The Missionary Dictionary: Native Words, Spanish Concepts, and Pre-Hispanic Paganism

Name of applicant

Casper Jacobsen

Institution

Independent Research Fund Denmark

Amount

DKK 1,194,266

Year

2020

Type of grant

Reintegration Fellowships

What?

Words are gateways to history-although not always to the history we know. When 16th-century missionaries set out to Christianize indigenous American peoples in the Spanish Empire, the dictionary was their key tool for fusing two previously isolated hemispheres. Using Antonio de Nebrija's Spanish-to-Latin dictionary as a model for their own dictionaries, the missionaries tended to translate from Latin and Spanish to indigenous languages. This working order reflected the task of conversion, which required Christian terms and texts to be translated.
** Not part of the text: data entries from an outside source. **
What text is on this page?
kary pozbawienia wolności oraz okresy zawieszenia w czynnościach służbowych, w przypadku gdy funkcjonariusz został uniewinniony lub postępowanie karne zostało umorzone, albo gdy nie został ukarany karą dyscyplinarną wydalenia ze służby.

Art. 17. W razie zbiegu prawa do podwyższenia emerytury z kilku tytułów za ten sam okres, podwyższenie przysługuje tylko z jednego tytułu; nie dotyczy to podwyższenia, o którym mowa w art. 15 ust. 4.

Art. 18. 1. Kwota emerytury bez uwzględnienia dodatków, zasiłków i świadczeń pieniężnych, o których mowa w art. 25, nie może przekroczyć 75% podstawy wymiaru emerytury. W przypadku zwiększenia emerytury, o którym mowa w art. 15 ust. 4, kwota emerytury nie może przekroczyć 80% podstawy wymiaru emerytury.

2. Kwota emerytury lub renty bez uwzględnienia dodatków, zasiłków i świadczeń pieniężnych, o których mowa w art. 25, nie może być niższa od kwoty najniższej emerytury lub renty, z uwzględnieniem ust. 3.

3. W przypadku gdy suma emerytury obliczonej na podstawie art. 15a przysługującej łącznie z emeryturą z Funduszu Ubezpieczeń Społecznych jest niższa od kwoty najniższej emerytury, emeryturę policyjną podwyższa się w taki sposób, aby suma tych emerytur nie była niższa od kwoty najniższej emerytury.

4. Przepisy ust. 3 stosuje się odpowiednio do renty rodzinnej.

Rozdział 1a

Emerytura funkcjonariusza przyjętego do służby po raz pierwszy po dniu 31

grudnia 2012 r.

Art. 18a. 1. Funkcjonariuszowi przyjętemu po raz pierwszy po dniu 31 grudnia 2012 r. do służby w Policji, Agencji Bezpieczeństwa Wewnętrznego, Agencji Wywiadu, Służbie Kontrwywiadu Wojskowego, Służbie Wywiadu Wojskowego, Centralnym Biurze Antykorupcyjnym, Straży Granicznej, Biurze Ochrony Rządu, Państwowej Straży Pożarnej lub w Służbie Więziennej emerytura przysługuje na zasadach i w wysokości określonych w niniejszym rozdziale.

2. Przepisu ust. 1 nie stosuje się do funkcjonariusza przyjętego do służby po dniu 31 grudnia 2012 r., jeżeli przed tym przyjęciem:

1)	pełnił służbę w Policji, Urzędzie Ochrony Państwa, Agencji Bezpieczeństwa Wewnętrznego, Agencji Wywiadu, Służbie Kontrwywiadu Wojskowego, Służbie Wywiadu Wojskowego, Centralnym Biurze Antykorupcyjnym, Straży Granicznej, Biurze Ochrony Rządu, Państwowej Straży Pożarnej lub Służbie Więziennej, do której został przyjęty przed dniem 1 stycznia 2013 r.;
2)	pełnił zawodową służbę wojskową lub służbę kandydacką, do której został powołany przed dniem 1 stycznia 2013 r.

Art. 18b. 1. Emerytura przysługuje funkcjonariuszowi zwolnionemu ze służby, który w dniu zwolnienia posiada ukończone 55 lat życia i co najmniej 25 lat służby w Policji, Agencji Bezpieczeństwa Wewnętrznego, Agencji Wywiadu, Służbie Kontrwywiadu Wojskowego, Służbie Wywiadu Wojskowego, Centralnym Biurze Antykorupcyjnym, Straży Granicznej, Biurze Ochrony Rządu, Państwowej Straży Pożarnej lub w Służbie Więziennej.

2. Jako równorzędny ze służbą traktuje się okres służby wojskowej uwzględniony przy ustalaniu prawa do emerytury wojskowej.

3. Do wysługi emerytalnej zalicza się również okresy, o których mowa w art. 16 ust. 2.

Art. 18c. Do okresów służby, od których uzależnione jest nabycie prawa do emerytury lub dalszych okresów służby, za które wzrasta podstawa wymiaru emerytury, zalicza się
But did the missionary dictionaries of indigenous languages record or produce the non-Christian religious terms they indexed? Examining Nahuatl and Quechua dictionaries and texts (1540-1615), this question guides the Missionary Dictionary project.

Why?

Scholarship on pre-Hispanic America draws increasingly on source materials written in indigenous languages in an attempt to understand indigenous social and conceptual worlds and deter colonialist representations found in Spanish source texts. This endeavor relies on the handy tool of the missionary dictionary. Yet, this was not a mere recording device, but also a missionary venue for reshaping semantic landscapes. New knowledge of the missionary dictionary as a historical source material and genre born from Nebrija's Spanish-Latin dictionary is thus needed. By critically scrutinizing missionary dictionaries and their processes of production, this project enables a methodological reconsideration of colonial sources on pre-Hispanic religion set to change our views of pre-Hispanic society.

How?

The Missionary Dictionary project systematically compares religious terminology in Nebrija's Latin-to-Spanish dictionary with religious terminology in missionary Nahuatl and Quechua dictionaries. It furthermore analyzes how that terminology was used in colonial Spanish, Nahuatl, and Quechua texts focused on portraying pre-Hispanic religious life. With this approach, the project explores how pre-existing Euro-Christian conceptions of 'paganism' might have served to reconceptualize the pre-Hispanic past in colonial society.